Luckily for you there are *so* many foods that contain carotenoids. Carrots will help you develop a great colour, and so will sweet potatoes. Whilst not having quite as much carotenoids as carrots, they are a great source of vitamin A, which helps increase the amount of melanin your body produces. Apricots have the best of both, high in both vitamin A and carotenoids.

2. Tyrosine

This is an important amino acid which helps in the production of melanin, and it's naturally found in the foods we eat too. Seaweed is the food with the highest amount of tyrosine, but it’s not the most appealing thing to eat. So, we suggest some supplements, which you can find at your local drugstore. Try and get an organic variety rather than a synthetic brand as they will react better in your body.

Soy food also have a lot of Tyrosine, and if you’re not a big fan of this you can get these in supplements too, which you can combine in your smoothies to get the best results. Egg whites are another easy way to get tyrosine into your diet, have some for breakfast every morning and voilà! Glowing skin.

3. Riboflavin

This one works in a very similar way to tyrosine, another great way to speed up that production of melanin in your skin. Eating just a handful of almonds is around 60 per cent of your daily requirement of riboflavin, so it’s super easy to get it into your diet. They’re also super rich in vitamin E, which is again great for the production of melanin.

Fish is another good food to get into your diet, as they’re full of riboflavin and vitamin B2, with only one small fillet of mackerel has around 56% of your daily recommended intake. Easy! Another great and yummy way to get more riboflavin in your diet is with certain dried herbs and spices, such as dried paprika and coriander. Sprinkle a bit of paprika of your eggs on a morning (you won’t regret it) and coriander is always a key ingredient in most curry dishes. No excuses!

Avoid Coffee and Alcohol

This can be a tricky one, especially if coffee is the one thing that gets you through the working week and alcohol is the one way to end it.

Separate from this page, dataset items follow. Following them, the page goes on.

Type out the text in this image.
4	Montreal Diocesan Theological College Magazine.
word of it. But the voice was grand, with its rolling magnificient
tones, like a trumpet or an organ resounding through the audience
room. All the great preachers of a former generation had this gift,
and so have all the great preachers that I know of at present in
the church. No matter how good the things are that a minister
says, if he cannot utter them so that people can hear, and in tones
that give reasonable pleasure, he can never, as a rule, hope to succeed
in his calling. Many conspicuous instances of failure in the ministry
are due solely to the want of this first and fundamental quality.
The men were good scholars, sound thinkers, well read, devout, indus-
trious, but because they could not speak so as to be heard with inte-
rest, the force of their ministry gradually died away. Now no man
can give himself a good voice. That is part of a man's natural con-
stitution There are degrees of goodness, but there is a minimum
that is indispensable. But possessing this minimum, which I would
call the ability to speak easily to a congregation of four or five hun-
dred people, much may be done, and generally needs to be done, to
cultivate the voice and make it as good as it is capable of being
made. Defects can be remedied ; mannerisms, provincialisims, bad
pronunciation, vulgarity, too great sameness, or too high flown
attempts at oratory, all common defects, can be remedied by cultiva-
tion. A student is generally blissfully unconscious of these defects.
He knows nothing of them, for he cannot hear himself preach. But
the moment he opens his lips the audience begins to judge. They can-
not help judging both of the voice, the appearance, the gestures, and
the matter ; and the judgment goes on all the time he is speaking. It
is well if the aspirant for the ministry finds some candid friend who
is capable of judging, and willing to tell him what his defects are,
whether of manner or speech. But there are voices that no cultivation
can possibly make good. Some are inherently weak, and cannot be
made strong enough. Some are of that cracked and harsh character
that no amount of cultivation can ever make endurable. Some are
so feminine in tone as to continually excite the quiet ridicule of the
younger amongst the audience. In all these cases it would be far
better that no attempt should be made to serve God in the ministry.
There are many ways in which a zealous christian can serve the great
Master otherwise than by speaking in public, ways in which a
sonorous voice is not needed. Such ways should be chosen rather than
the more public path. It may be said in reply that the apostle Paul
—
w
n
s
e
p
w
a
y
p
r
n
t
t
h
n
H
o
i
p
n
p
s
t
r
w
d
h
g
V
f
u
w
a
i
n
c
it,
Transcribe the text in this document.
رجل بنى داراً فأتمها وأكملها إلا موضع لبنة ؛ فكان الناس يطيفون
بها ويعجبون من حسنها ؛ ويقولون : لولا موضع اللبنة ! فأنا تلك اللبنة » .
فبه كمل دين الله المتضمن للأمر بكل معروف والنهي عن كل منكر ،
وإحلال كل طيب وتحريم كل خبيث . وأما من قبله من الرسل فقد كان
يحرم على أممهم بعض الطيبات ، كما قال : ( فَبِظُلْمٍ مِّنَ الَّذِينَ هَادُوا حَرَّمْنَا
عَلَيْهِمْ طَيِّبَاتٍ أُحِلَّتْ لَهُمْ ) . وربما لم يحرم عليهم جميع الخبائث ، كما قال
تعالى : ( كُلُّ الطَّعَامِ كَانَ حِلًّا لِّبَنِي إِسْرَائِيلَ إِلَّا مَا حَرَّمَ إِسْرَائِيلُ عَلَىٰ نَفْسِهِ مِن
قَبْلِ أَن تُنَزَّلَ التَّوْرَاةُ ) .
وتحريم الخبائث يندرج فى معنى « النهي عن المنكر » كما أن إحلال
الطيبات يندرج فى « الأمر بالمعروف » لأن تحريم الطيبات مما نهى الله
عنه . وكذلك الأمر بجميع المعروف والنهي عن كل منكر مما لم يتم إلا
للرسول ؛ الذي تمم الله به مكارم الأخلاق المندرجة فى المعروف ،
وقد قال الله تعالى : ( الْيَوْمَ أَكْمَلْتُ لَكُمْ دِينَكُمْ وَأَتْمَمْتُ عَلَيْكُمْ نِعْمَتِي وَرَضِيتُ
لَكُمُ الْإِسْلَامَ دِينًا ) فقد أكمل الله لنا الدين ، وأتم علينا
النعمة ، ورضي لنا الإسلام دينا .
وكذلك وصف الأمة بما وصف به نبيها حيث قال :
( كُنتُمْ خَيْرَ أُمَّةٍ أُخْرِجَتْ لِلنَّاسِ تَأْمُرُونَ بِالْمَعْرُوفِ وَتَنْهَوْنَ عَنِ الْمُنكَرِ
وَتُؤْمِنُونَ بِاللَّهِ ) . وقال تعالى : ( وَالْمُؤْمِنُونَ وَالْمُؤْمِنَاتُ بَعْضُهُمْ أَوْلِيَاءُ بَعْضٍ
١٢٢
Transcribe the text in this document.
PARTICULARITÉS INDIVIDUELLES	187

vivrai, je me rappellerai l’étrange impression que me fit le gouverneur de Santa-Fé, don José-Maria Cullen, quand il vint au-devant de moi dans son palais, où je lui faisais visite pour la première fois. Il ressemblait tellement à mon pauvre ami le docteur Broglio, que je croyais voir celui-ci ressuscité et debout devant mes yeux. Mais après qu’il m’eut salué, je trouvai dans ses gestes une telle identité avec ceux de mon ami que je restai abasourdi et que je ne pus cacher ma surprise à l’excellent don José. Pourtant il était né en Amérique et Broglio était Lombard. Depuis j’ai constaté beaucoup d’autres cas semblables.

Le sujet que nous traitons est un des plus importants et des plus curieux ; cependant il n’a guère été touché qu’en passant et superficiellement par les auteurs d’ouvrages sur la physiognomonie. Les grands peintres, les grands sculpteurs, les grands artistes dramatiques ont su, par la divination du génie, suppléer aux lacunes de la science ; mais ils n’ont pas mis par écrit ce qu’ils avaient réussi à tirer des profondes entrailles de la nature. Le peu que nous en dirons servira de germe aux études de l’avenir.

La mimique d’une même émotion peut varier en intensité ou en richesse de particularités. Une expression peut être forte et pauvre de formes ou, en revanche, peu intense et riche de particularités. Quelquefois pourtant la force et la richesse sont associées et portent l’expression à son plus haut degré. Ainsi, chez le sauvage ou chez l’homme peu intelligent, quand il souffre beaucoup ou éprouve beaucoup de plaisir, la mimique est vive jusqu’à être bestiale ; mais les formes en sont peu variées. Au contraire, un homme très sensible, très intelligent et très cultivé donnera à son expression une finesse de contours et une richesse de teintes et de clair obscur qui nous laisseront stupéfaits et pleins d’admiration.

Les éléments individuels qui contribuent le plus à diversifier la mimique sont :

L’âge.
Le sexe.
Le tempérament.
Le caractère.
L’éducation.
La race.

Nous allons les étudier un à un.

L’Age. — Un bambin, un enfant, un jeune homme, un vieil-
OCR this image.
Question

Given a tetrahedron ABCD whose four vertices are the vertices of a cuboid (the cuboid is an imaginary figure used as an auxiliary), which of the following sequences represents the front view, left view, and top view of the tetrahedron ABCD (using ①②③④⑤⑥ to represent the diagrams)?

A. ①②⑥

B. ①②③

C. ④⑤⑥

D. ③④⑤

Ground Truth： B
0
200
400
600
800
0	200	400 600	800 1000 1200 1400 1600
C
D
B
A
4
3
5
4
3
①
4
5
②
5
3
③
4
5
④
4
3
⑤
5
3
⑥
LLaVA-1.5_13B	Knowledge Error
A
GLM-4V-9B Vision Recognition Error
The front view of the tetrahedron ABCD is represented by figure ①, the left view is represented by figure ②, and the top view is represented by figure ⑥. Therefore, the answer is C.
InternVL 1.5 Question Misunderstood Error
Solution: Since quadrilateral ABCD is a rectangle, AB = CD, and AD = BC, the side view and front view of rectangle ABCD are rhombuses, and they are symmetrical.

But both these dehydrate you, and dehydrated skin is no good at producing melanin. You don’t have to cut them out completely, just cut back (maybe switch to tea) and make sure you drink even more water.

Food for Thought

So yes, there are foods you can eat (and a lot more we haven’t even listed) to get that natural glow. So with a few important ingredients and a good tan accelerator by your side, you’ll be looking like a beach babe in no time. But the most important thing to take away is to stay hydrated. Dehydrated skin struggles to produce melanin, so drink your water, eat your carrots, and enjoy the sun, babe.